Twenty-three Corinthian columns, each 45 feet tall, stand in a cow pasture off a dirt road north of Natchez. They are all that remains of Windsor, once the largest antebellum home in Mississippi. Smith Coffee Daniell II built it in 1861. He died two weeks after moving in. The house survived the Civil War—Union troops used it as an observation post. It burned in 1890 when a party guest dropped a cigarette. What remains is one of the most photographed ruins in the South. The columns stand where cotton money built the biggest thing it could, in a city that became what it was because the river made fortunes possible and because those fortunes required the labor of enslaved people. Windsor is what's left after fire—columns open to weather, marking where something immense stood and then didn't. The site is free and open dawn to dusk, about 30 minutes north of Natchez via the Trace.
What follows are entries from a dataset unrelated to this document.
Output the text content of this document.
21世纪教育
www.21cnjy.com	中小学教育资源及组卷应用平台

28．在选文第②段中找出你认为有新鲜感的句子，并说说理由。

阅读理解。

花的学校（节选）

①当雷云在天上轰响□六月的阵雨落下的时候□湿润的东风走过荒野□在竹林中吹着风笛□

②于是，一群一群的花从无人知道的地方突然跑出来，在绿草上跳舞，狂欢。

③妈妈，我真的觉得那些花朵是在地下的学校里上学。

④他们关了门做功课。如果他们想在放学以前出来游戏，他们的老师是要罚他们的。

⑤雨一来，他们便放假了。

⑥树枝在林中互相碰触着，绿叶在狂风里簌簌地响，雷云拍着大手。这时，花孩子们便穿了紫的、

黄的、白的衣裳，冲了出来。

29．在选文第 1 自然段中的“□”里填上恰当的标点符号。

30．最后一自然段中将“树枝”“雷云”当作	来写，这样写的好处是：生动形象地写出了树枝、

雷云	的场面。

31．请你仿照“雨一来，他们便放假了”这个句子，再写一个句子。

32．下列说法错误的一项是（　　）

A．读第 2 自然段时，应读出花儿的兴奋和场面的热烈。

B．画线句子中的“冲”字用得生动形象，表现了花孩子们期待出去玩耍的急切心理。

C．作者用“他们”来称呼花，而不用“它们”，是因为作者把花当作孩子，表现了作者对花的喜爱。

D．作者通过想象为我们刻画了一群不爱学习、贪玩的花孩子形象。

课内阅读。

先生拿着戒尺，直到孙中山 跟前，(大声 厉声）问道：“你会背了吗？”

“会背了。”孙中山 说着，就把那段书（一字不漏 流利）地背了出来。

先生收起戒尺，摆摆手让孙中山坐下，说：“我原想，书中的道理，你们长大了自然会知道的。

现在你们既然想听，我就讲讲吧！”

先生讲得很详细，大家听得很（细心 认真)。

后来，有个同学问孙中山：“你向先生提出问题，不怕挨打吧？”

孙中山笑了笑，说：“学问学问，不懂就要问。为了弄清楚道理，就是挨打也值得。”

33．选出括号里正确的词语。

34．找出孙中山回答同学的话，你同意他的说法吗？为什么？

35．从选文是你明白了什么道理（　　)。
- ·23 Corinthian columns, each 45 feet tall, standing in a cow pasture — all that remains of the largest antebellum home in Mississippi.
- ·Smith Coffee Daniell II built it in 1861 and died two weeks after moving in.
- ·Survived the Civil War — Union troops used it as an observation post.
- ·Burned in 1890 when a party guest dropped a cigarette.
- ·One of the most photographed ruins in the South.
- ·Free. Open dawn to dusk. Off a dirt road about 30 minutes north of Natchez via the Trace.